You need enough mulch to block sunlight from reaching the soil and germinating weed seeds. This same mulch thickness also insulates the soil beneath it from extreme temperatures and keeps the soil moist.
Where to Place Mulch Around Your Trees
There are two parts to this:
- how close you place mulch to the tree trunk and
- how far you spread it around the tree.
The most important thing is to keep mulch away from your trees’ trunks.
Don’t make mulch volcanoes! When you pile up mulch around a tree’s trunk, it holds moisture against the tree’s bark, creating conditions for fungal decay and insect infestation. Mulch volcanoes kill trees.
Burying a tree’s root flare (with soil or with mulch) also increases the likelihood that your tree will develop girdling roots which will slowly strangle your tree to death.
The best way to mulch around your trees is to taper down your mulch thickness as you get near your tree’s trunk.
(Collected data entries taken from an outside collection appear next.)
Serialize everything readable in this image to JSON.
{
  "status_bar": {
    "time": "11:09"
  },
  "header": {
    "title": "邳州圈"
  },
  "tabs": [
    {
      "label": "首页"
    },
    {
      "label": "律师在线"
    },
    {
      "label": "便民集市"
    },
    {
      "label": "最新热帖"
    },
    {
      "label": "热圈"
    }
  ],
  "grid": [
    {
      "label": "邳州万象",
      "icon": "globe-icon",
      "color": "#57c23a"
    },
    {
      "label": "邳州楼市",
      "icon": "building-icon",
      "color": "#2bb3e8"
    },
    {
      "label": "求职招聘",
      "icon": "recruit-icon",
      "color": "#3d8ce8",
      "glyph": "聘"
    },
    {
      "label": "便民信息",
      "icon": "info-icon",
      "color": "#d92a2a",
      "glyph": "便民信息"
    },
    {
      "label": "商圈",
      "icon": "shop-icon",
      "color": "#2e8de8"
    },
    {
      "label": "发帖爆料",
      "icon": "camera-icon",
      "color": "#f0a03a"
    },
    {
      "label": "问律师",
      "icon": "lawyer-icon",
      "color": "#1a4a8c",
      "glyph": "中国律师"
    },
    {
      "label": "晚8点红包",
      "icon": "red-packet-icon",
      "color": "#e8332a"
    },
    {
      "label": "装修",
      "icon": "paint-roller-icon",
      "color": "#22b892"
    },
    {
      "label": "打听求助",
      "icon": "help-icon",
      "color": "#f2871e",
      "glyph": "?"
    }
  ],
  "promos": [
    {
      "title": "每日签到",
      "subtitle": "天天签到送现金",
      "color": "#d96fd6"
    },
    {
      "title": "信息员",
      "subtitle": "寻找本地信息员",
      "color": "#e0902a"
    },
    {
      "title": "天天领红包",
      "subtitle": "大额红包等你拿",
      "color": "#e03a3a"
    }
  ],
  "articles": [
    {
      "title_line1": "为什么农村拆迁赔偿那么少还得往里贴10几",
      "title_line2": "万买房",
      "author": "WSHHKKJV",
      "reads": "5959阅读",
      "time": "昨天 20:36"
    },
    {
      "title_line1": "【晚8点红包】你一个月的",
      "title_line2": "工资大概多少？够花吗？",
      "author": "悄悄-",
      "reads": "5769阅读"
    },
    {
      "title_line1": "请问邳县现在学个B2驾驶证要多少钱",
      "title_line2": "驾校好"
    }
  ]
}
How Often to Replace Mulch
Over time, organic mulch will shift, compress, and break down. Check your mulch layer and replenish it annually or whenever you see it thinning. A load of mulch doesn’t cost much in relation to the benefits it gives your garden!
Where to Get Mulch
Whether or not you spread mulch yourself depends on the size of your garden and how much time you have.
If you have a small yard or only want to place mulch around a few trees, you can buy a wide range of bagged wood mulch at local garden centers and home improvement stores. It’s convenient, easy to transport (no mess in your car!), and fairly easy to carry into the garden and dump where you need it.
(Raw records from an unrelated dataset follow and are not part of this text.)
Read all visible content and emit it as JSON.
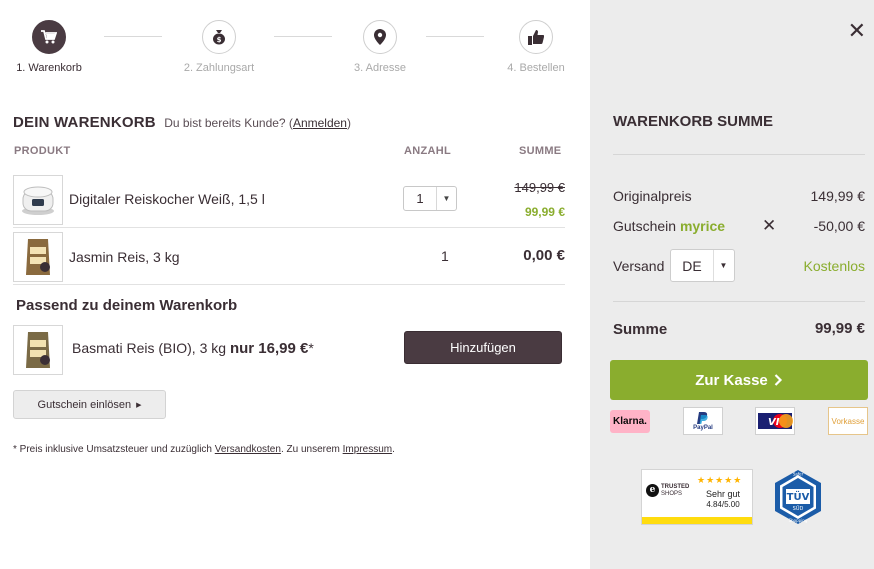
{
  "steps": [
    {
      "label": "1. Warenkorb"
    },
    {
      "label": "2. Zahlungsart"
    },
    {
      "label": "3. Adresse"
    },
    {
      "label": "4. Bestellen"
    }
  ],
  "cart": {
    "title": "DEIN WARENKORB",
    "customer_prompt": "Du bist bereits Kunde? (",
    "login_link": "Anmelden",
    "prompt_end": ")",
    "headers": {
      "product": "PRODUKT",
      "quantity": "ANZAHL",
      "sum": "SUMME"
    },
    "items": [
      {
        "name": "Digitaler Reiskocher Weiß, 1,5 l",
        "quantity": "1",
        "price_old": "149,99 €",
        "price_new": "99,99 €"
      },
      {
        "name": "Jasmin Reis, 3 kg",
        "quantity": "1",
        "price": "0,00 €"
      }
    ],
    "suggestion_title": "Passend zu deinem Warenkorb",
    "suggestion": {
      "name": "Basmati Reis (BIO), 3 kg",
      "price_prefix": "nur",
      "price": "16,99 €",
      "asterisk": "*",
      "button": "Hinzufügen"
    },
    "voucher_button": "Gutschein einlösen",
    "footnote": {
      "part1": "* Preis inklusive Umsatzsteuer und zuzüglich ",
      "link1": "Versandkosten",
      "part2": ". Zu unserem ",
      "link2": "Impressum",
      "part3": "."
    }
  },
  "summary": {
    "title": "WARENKORB SUMME",
    "original_label": "Originalpreis",
    "original_value": "149,99 €",
    "coupon_label": "Gutschein",
    "coupon_code": "myrice",
    "coupon_value": "-50,00 €",
    "shipping_label": "Versand",
    "country": "DE",
    "shipping_value": "Kostenlos",
    "total_label": "Summe",
    "total_value": "99,99 €",
    "checkout_button": "Zur Kasse",
    "payments": {
      "klarna": "Klarna.",
      "paypal": "PayPal",
      "vorkasse": "Vorkasse"
    },
    "trusted": {
      "brand_line1": "TRUSTED",
      "brand_line2": "SHOPS",
      "rating_text": "Sehr gut",
      "score": "4.84/5.00"
    },
    "tuv": {
      "top": "Safer",
      "mark": "TÜV",
      "sub": "SÜD",
      "bottom": "Shopping"
    }
  },
  "colors": {
    "accent_green": "#8aad2e",
    "dark": "#4a3b42",
    "sidebar_bg": "#ececec"
  }
}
For a larger yard, it’s much less expensive to have mulch delivered loose, in bulk, instead of in individual bags, but you’ll receive a big pile at your curb. While mulch isn’t heavy, shoveling, pushing a full wheelbarrow, and raking mulch around your trees and shrubs is hard work, especially in a large garden. That’s where you may want to hire a landscape company to do the work for you.
PRO TIP: If you’re having a tree removed, we may be able to leave the wood chips behind to use as mulch. Just be aware that it’ll be a LARGE pile, we may not be able to leave it exactly where you’d like (it depends on access for our equipment), and it won’t be tidy. If that’s ok with you, just let us know!
Beware of Flaming Mulch!
Because organic mulch is made from chipped wood and other tree debris, it can be flammable when dry.
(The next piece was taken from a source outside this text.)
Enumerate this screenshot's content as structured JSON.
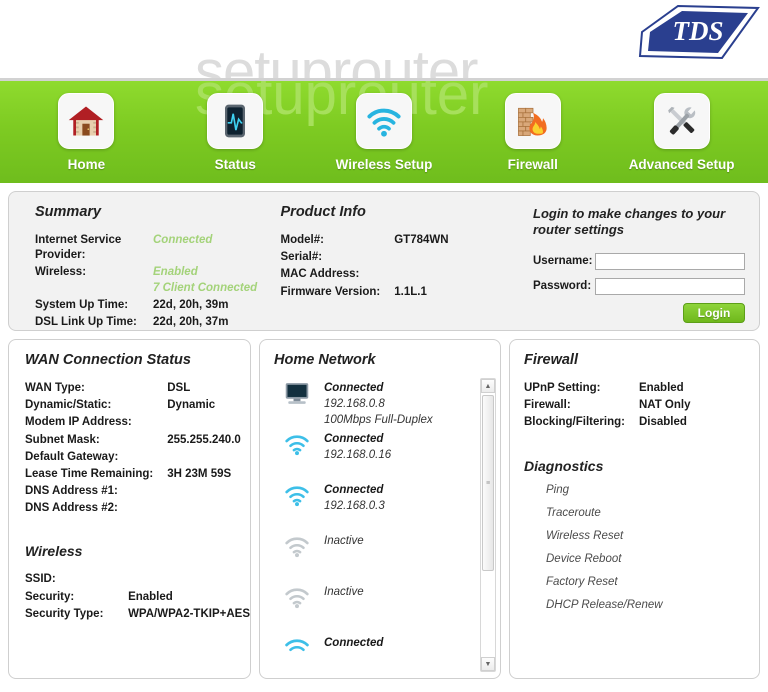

While our summers generally have regular rainstorms, sometimes we have extended periods of hot, dry weather (here’s how you can help trees affected by heatwaves). Dry weather combined with fire starters, such as burning cigarette butts tossed into mulch, can mean combustion.
DID YOU KNOW? The state of Massachusetts has regulations on mulch and mulch fire safety!, Visit their website for helpful tips on how to prevent mulch fires.
While single-family homes and buildings with six units or less are exempt from the state’s law, it’s worth following the sensible advice on the Massachusetts state website regardless of the size of your home. Use organic mulch in your garden for its benefits and natural look but stop your mulched planting beds before they reach your house.
Maintaining an 18” strip of non-flammable mulch (such as crushed rock, gravel, or pebbles) around the outside of your house is a sound preventive measure, as it helps ensure that a spreading fire won’t find fuel close to your home.
If you’re not already using organic mulch around your trees and shrubs, there’s no time like the present to get started! Regardless of the season, trees (and your entire landscape) will benefit from a layer of wood chips, shredded wood or bark, shredded leaves, or other organic mulch covering their roots.